Der Beschäftigungsausblick ist ein Jahresbericht der OECD, der sich mit den neuesten Trends und Entwicklungen auf dem internationalen Arbeitsmarkt befasst. Die Ausgabe 2025 mit dem Title „Can we get through the demographic crunch?“ untersucht die Arbeitsmarktdynamik in den OECD-Ländern und konzentriert sich auf die Alterung der Bevölkerung und die Schlüsselrolle digitaler Kompetenzen bei der Aufrechterhaltung der aktiven Teilhabe älterer Generationen an der Erwerbsbevölkerung.
Einer der Schlüsselfaktoren für die Umgestaltung des Arbeitsmarktes ist der Anstieg der Künstlichen Intelligenz (KI), der den Bedarf der Bürger*innen und Arbeitnehmer*innen an digitalen, unternehmerischen und managementbezogenen Kompetenzen erhöht. Gleichzeitig kann der Einsatz von KI routinemäßige kognitive und administrative Fähigkeiten überflüssig machen. Diese Veränderungen wirken sich in unterschiedlichem Maße auf ältere Arbeitnehmer aus, je nach Tätigkeitsbereich, Bildungsniveau und Qualifikationen.

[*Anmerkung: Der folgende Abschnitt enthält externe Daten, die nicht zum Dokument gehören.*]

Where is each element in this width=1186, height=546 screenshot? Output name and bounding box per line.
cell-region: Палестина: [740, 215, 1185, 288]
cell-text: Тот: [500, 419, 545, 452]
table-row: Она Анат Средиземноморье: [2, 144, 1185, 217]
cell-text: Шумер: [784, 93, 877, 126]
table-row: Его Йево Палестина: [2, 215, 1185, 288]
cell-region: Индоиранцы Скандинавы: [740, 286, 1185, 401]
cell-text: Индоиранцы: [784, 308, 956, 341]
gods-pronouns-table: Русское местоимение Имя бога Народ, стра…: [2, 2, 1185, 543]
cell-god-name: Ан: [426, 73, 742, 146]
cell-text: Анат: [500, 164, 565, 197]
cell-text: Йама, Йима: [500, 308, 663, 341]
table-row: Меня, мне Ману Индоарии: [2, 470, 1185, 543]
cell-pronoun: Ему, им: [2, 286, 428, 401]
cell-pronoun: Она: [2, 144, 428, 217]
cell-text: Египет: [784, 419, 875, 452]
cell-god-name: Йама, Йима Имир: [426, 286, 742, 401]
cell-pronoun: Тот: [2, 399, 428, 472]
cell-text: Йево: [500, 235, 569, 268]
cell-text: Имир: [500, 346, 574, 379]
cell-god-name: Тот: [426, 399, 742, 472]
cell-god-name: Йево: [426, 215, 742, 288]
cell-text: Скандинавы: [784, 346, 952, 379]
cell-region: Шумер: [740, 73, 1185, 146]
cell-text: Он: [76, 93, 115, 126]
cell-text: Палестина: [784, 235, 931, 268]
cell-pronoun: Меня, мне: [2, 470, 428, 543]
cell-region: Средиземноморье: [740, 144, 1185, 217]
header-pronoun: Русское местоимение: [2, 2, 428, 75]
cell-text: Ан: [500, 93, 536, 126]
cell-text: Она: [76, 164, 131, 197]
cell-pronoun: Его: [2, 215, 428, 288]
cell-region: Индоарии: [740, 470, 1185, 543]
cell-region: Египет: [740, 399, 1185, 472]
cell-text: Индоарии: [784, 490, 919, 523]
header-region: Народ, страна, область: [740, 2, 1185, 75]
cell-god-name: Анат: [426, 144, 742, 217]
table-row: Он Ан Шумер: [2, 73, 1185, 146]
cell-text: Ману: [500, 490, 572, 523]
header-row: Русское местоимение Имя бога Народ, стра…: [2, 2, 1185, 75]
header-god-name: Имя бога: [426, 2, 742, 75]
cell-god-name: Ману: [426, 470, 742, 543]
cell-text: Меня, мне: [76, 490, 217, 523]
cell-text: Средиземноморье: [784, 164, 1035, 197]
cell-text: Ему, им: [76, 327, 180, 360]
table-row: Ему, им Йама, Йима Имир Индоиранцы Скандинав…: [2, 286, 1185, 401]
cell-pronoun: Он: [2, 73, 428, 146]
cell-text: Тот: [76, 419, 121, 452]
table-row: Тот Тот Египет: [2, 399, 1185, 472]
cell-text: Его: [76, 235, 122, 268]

In ähnlicher Weise schafft der digitale und der grüne Wandel neue Arten von Arbeitsplätzen und mit ihnen die Notwendigkeit, dass Arbeitnehmer*innen eine stärkere Mischung aus digitalen und technischen Kompetenzen entwickeln. Dies ist besonders wichtig für ältere Generationen, die Gefahr laufen, ohne die richtige Unterstützung zurückgelassen zu werden.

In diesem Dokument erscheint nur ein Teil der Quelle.